U.S. Geological Survey Open-File Report 2005-1428
Digital Mapping Techniques '05—Workshop Proceedings
1Virginia DMME-Division of Mineral Resources,
900 Natural Resources Dr. – Suite 500,
Charlottesville, VA 22903
Telephone: (434) 951-6343;
Fax: (434) 951-6366;
e-mail: elizabeth.campbell@dmme.virginia.gov
2Texas Bureau of Economic Geology, John A. & Katherine G. Jackson School of Geosciences, The University of Texas at Austin, University Station, Box X, Austin, TX 78713-8924
An analysis was performed to evaluate the frequency of blunders that resulted from the use of multiple transfer sheets to compile a printed geologic map from field maps. Point data from field maps were compared to the corresponding final published map for five quadrangles. The blunder rate ranged from 0.46% to 15.99%. The most frequent blunder was using the wrong symbol for bedding measurements, followed by an error in the dip number. Blunder analysis yielded insight regarding the approximate percentage of measured geologic points that are possibly misrepresented on any given published geological map that was created using traditional publication procedures and techniques.
The Virginia Division of Mineral Resources has made a digital compilation of the geology of fifteen quadrangles along Interstate 81 in the central Shenandoah Valley of Virginia (Figure 1) as part of the USGS STATEMAP program. The goal of the project was to create a digital mosaic of the geologic information that could be used by counties, state agencies, and other stakeholders for planning and management purposes. A comprehensive digital collection of geologic field data, particularly point data, facilitates the integration of geologic information into the decision making process. Additionally, the compilation enables the study of large geologic structures that are not fully expressed in the area of a single 7.5-minute quadrangle.
Geologic maps of twelve of the quadrangles had been previously published in the traditional manner and three existed only as mylar-based draft maps. All of the maps were scanned and digitized. For five of the published maps, one or more original field maps were available. It was observed that many field maps had more structural measurements data than appeared on the final, published maps. Consequently, in an effort to increase data density, data were digitized from the original field maps when available.

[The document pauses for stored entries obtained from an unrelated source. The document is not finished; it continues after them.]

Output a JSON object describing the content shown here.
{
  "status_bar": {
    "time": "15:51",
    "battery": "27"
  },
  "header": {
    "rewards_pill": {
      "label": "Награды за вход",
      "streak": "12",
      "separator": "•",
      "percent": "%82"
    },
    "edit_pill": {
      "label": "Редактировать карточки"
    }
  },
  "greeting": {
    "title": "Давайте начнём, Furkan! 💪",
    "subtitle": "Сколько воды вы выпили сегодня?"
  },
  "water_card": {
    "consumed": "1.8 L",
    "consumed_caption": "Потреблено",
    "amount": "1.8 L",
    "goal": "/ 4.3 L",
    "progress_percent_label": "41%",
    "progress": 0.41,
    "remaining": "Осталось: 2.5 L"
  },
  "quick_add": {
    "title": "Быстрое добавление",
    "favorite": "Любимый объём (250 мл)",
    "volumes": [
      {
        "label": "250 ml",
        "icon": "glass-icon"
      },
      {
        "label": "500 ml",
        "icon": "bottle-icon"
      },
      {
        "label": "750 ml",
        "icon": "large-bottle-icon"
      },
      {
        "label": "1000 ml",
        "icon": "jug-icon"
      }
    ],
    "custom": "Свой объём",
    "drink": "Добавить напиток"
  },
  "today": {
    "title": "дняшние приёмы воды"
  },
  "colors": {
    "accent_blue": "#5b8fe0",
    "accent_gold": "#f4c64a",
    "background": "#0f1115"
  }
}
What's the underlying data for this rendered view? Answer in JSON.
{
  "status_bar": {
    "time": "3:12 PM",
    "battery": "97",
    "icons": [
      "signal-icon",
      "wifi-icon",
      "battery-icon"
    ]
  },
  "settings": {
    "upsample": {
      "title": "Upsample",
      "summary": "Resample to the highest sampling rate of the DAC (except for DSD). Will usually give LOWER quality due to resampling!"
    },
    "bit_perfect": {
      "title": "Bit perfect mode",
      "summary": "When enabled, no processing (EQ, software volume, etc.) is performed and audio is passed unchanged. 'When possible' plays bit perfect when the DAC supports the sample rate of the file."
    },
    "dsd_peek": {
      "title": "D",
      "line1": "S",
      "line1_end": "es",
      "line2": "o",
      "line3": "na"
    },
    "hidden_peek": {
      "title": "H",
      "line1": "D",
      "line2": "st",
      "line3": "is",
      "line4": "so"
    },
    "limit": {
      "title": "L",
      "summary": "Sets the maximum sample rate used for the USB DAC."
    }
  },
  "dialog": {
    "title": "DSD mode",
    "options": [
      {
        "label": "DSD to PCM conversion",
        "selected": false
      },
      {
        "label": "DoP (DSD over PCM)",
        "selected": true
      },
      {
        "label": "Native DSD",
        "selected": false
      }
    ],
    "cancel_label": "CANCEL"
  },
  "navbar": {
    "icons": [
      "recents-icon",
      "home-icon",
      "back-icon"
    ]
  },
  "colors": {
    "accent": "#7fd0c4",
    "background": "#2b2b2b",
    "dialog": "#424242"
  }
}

During the process of digitizing point data from field maps, differences were noted between the published and original field maps for the same geographic location or field station data point. These ranged from different dip numbers to different symbols. For example, the published paper map might show a bedding measurement where the field map shows a cleavage measurement (Figure 2) or the field map shows an overturned bedding symbol where the published map shows a normal bedding symbol (Figure 3). Because an error in transcribing a symbol can affect the structural interpretation of the geology (Figure 3), we wanted to quantify the error rate of data misrepresentation on maps published using the traditional pre-digital map production procedures.
An understanding of the methods of pre-digital map production is necessary in order to understand the sources of possible error. Generally, the field geologist recorded observations and field measurements in his notebook and on a field map. This information then was compiled onto a clean map. If more than one geologist mapped in an area, each geologist had his own field and compilation maps which he would ultimately give to the senior geologist who was charged with compiling the final manuscript map.
The senior geologist determined what data to place on the final map. In order to produce a readable, not overly crowded, printed map, it was common to not use all the field measurement data collected, but instead to place on the map representative data that supported the structural interpretation. For example, multiple data points at nearby sites could be represented by one generalized point on the map. The senior geologist compiled the map on paper and had a draftsman transfer it to a mylar base.
When it had been reviewed and approved for publication, the map was prepared for the printer. A draftsman transferred the line data and structural measurement to mylar overlays. For the point data, the draftsman used pre-printed rub-on symbols and numbers. The mylar topographic base map and mylar overlays were sent to the printer, where scribers traced the line work and area colors onto "scribe coats", which were then used to create printing plates. A separate printing plate was created from the point data overlay. During the printing process, the paper was run through each of the color printing plates and the black point data plate in order to produce the final, printed map. Obviously, alignment of the plates was critical in this operation.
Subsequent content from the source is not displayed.